Central Ohio Population to Reach 3 Million by 2050
Central Ohio is on track to become a region of 3 million people by 2050, according to the latest population estimates from the Mid-Ohio Regional Planning Commission (MORPC). The estimates are developed annually by MORPC to provide up-to-date insights into the patterns of growth in the 15-county region.
In 2018, MORPC estimates that the region saw an increase of 43,000 residents – enough to fill both Nationwide Arena and the Schottenstein Center to capacity simultaneously and the largest single-year of growth in Central Ohio’s history. This equates on average to 118 people coming into the region each day. The region’s total population is now estimated to be 2.4 million people.
Franklin County accounted for seventy percent (1.3 million) of the regional population increase, gaining nearly 30,000 residents, an additional 82 new residents per day. This continues a trend of strong growth in the region’s core, which began around 2010. The trend in recent years is a significant shift from the suburban sprawl that characterized the prior several decades. From 2000-2010, Franklin County saw just 40 percent of the region’s total growth.
The City of Columbus also achieved a significant milestone in 2018, surpassing 900,000 residents for the first time. The region’s largest city added nearly 22,000 residents over the past year, a full fifty percent of the regional total.
MORPC has identified several factors that are fueling the region’s growth. Migration, both domestic and international, is a key component. Since 2010, for every resident gained from natural population growth, another moved into the region. Migration into the region is a mix of residents from elsewhere in the United States, including people from other places in Ohio, and a significant number of residents moving to the region from abroad.

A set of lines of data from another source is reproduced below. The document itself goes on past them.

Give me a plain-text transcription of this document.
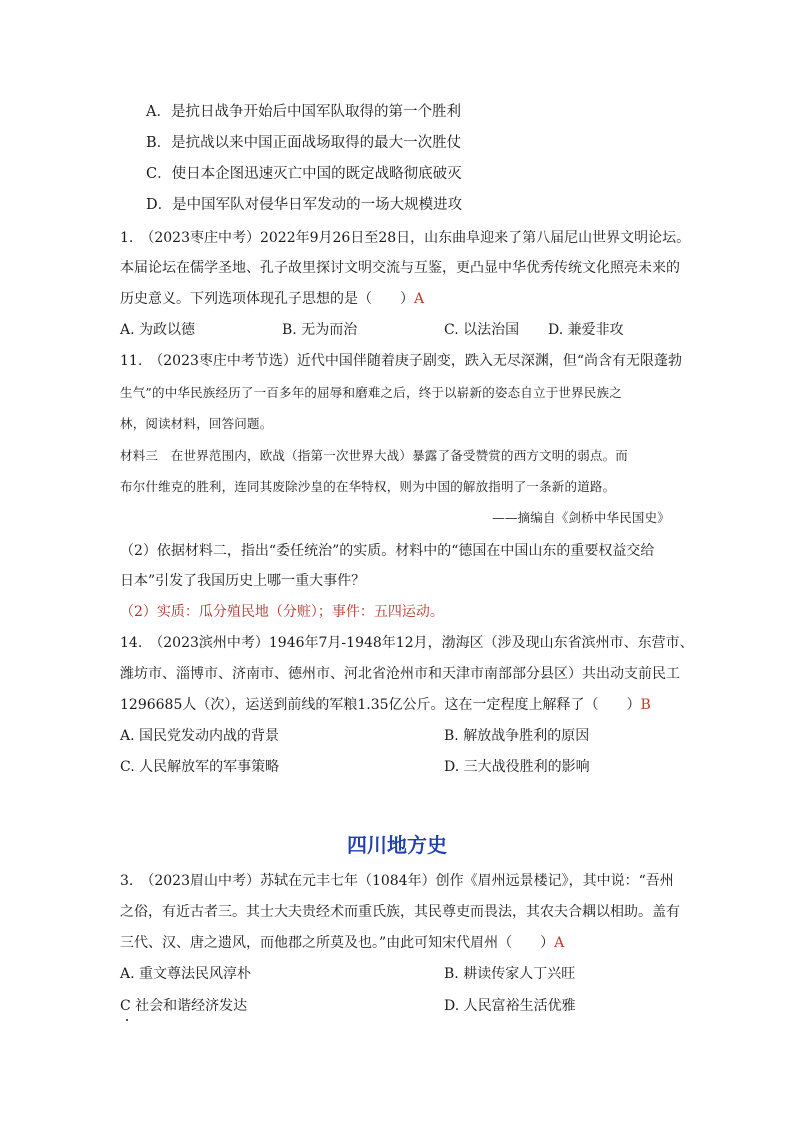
A．是抗日战争开始后中国军队取得的第一个胜利
B．是抗战以来中国正面战场取得的最大一次胜仗
C．使日本企图迅速灭亡中国的既定战略彻底破灭
D．是中国军队对侵华日军发动的一场大规模进攻
1.　（2023枣庄中考）2022年9月26日至28日，山东曲阜迎来了第八届尼山世界文明论坛。
本届论坛在儒学圣地、孔子故里探讨文明交流与互鉴，更凸显中华优秀传统文化照亮未来的
历史意义。下列选项体现孔子思想的是（　　）A
A. 为政以德	B. 无为而治	C. 以法治国 D. 兼爱非攻
11.　（2023枣庄中考节选）近代中国伴随着庚子剧变，跌入无尽深渊，但“尚含有无限蓬勃
生气”的中华民族经历了一百多年的屈辱和磨难之后，终于以崭新的姿态自立于世界民族之
林，阅读材料，回答问题。
材料三　在世界范围内，欧战（指第一次世界大战）暴露了备受赞赏的西方文明的弱点。而
布尔什维克的胜利，连同其废除沙皇的在华特权，则为中国的解放指明了一条新的道路。
——摘编自《剑桥中华民国史》
（2）依据材料二，指出“委任统治”的实质。材料中的“德国在中国山东的重要权益交给
日本”引发了我国历史上哪一重大事件？
（2）实质：瓜分殖民地（分赃）；事件：五四运动。
14.　（2023滨州中考）1946年7月-1948年12月，渤海区（涉及现山东省滨州市、东营市、
潍坊市、淄博市、济南市、德州市、河北省沧州市和天津市南部部分县区）共出动支前民工
1296685人（次），运送到前线的军粮1.35亿公斤。这在一定程度上解释了（　　）B
A. 国民党发动内战的背景	B. 解放战争胜利的原因
C. 人民解放军的军事策略	D. 三大战役胜利的影响
四川地方史
3.　（2023眉山中考）苏轼在元丰七年（1084年）创作《眉州远景楼记》，其中说：“吾州
之俗，有近古者三。其士大夫贵经术而重氏族，其民尊吏而畏法，其农夫合耦以相助。盖有
三代、汉、唐之遗风，而他郡之所莫及也。”由此可知宋代眉州（　　）A
A. 重文尊法民风淳朴	B. 耕读传家人丁兴旺
C 社会和谐经济发达	D. 人民富裕生活优雅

Looking to the future, MORPC’s forecasts call for continued steady growth in Central Ohio, with the region reaching the 3 million mark in 2050. Prolonged population booms like the one the region is currently experiencing could drive that number even higher, while economic slowdowns or other unforeseen factors could have a dampening effect. For this reason, MORPC models a range of growth for the future and uses the most likely scenario for its projections.